Sometimes, life imitates art—and in our social media age, that means celebrities on Twitter becoming increasingly like the characters we know and love them for playing. Few emulate that ideal more than Chris Evans, who wields his Captain America might online to...well, dunk on idiot U.S. politicians.
Evans’ outspoken distaste for the Trump administration has been a thing for a while, and it’s at times disarmingly refreshing to see it unfold on Twitter as he basically becomes a real-world Steve Rogers. It’s disarming because, after all, Evans is one of the faces of one of the biggest movie franchises on Earth, one owned by the Walt Disney Company, which...well, let’s just say has a fraught relationship with trying to advocate that its inherently-politically-tinged blockbuster franchises like Star Wars and the Marvel movies have no politics in them at all, and are for everyone regardless of where they sit on the ideological spectrum. Because a consumer’s dollar is still a dollar to Mickey Mouse.
So you’d think the idea of Chris Evans spouting off against whatever latest cruel nonsense comes out of Donald Trump’s mouth would have the House of Mouse—the same one that tried very poorly to say “We don’t think this space movie about a group of diverse insurgents rising up to fight an empire of space fascists directly inspired by the aesthetic of the Nazis has any politics in it all, actually” a few years ago—very eager for the actor to not do that.
But as part of a wide-ranging profile with the Hollywood Reporter, Evans has revealed that his boss at Marvel Studios, Kevin Feige, is actually encouraging of his Twitter musings and that Marvel as a larger entity has never spoken to him about it:
He worries about doing too much of this sort of thing, about it seeming performative or becoming white noise — Chris Evans, back on his bullshit. He does not worry about saying something online that might inspire MAGA-minded fans to microwave their Captain America action figures. And for what it’s worth, he says, “Marvel has never said anything. On the contrary — when I bump into Kevin Feige the first thing out of his mouth is ‘Man, I love what you’re doing [on Twitter].’”
Feige even added that part of the glee of it all is that it’s actually very on-brand for Captain America:
I don’t see it as trash-talking. I see it as very astute, very honorable, very noble, very Cap-like. Commentary and questioning. I’ve said to him, “You’re merging! You and the character are merging!”
It’s fascinating because, like I said, Disney and its acquisitions are usually fairly reticent in admitting that even their most blatantly political stories have any politics in them. I mean, if they’re willing to go to bat for an allegedly-non-political Star Wars, who’s to say they wouldn’t try the same with a character who literally dresses up in the colors of the American flag, slaps an A on his headgear, and whacks fascist bad guys with a stars-and-stripes-themed shield for a living? One who is in part defined by the political angles of his stories in the comics, for better or worse?
But it’s also fascinating in contrast with Marvel’s other side—its comics division, under the eyes of Marvel Entertainment’s chairman, and noted supporter of the Trump administration, Ike Perlmutter.

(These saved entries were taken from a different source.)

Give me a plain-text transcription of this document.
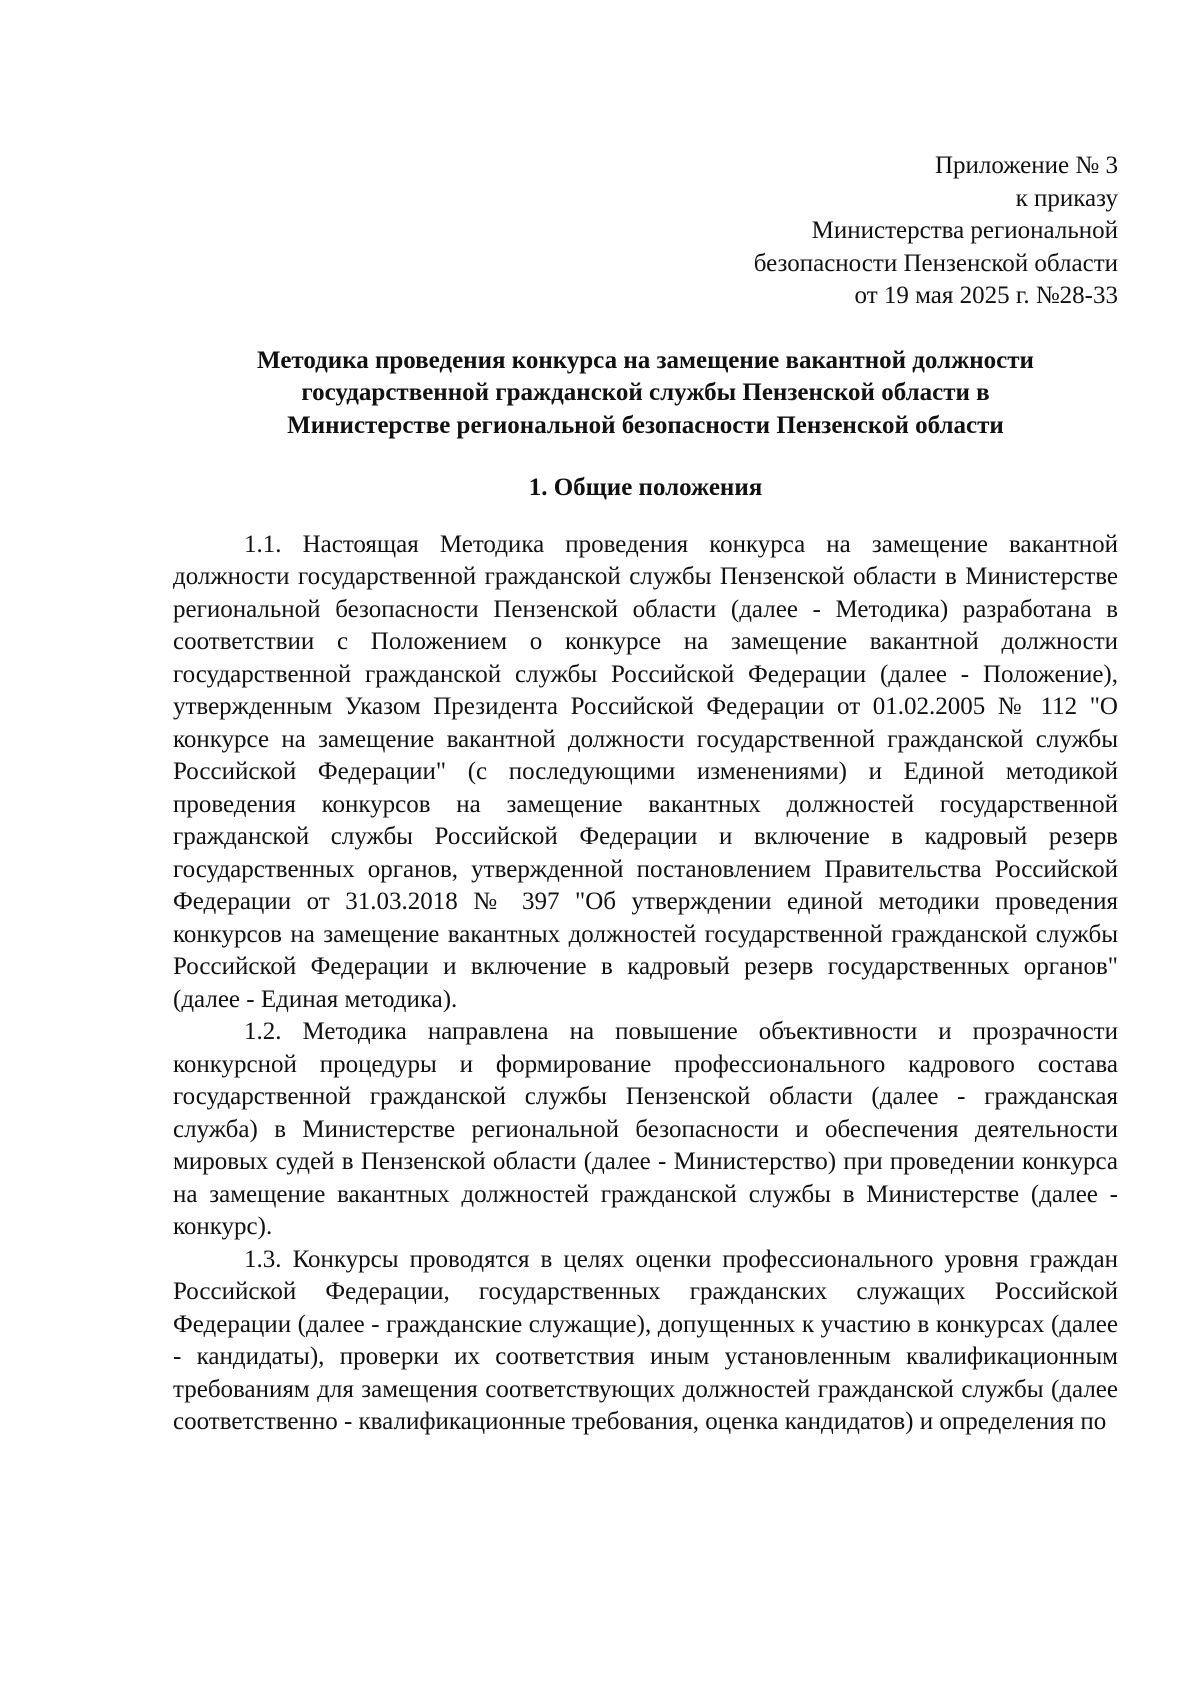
Приложение № 3
к приказу
Министерства региональной
безопасности Пензенской области
от 19 мая 2025 г. №28-33
Методика проведения конкурса на замещение вакантной должности
государственной гражданской службы Пензенской области в
Министерстве региональной безопасности Пензенской области
1. Общие положения

1.1. Настоящая Методика проведения конкурса на замещение вакантной должности государственной гражданской службы Пензенской области в Министерстве региональной безопасности Пензенской области (далее - Методика) разработана в соответствии с Положением о конкурсе на замещение вакантной должности государственной гражданской службы Российской Федерации (далее - Положение), утвержденным Указом Президента Российской Федерации от 01.02.2005 № 112 "О конкурсе на замещение вакантной должности государственной гражданской службы Российской Федерации" (с последующими изменениями) и Единой методикой проведения конкурсов на замещение вакантных должностей государственной гражданской службы Российской Федерации и включение в кадровый резерв государственных органов, утвержденной постановлением Правительства Российской Федерации от 31.03.2018 № 397 "Об утверждении единой методики проведения конкурсов на замещение вакантных должностей государственной гражданской службы Российской Федерации и включение в кадровый резерв государственных органов" (далее - Единая методика).

1.2. Методика направлена на повышение объективности и прозрачности конкурсной процедуры и формирование профессионального кадрового состава государственной гражданской службы Пензенской области (далее - гражданская служба) в Министерстве региональной безопасности и обеспечения деятельности мировых судей в Пензенской области (далее - Министерство) при проведении конкурса на замещение вакантных должностей гражданской службы в Министерстве (далее - конкурс).

1.3. Конкурсы проводятся в целях оценки профессионального уровня граждан Российской Федерации, государственных гражданских служащих Российской Федерации (далее - гражданские служащие), допущенных к участию в конкурсах (далее - кандидаты), проверки их соответствия иным установленным квалификационным требованиям для замещения соответствующих должностей гражданской службы (далее соответственно - квалификационные требования, оценка кандидатов) и определения по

Just last year, that same comics division canceled a Darth Vader Star Wars series to be penned by author Chuck Wending, allegedly in part because Wendig was too vocal—too “vulgar”, specifically—about his own outspoken views of the Trump administration on Twitter.
Feige famously wrestled control of Marvel Studios out from under Perlmutter’s auspices a few years ago to instead have it report directly to Disney, rumored in part due to Perlmutter’s infamous frugality. It seems it’s a move that’s had other benefits for Feige and the casts of his movies, but something that doesn’t necessarily apply to the creatives behind the comics they’re inspired by.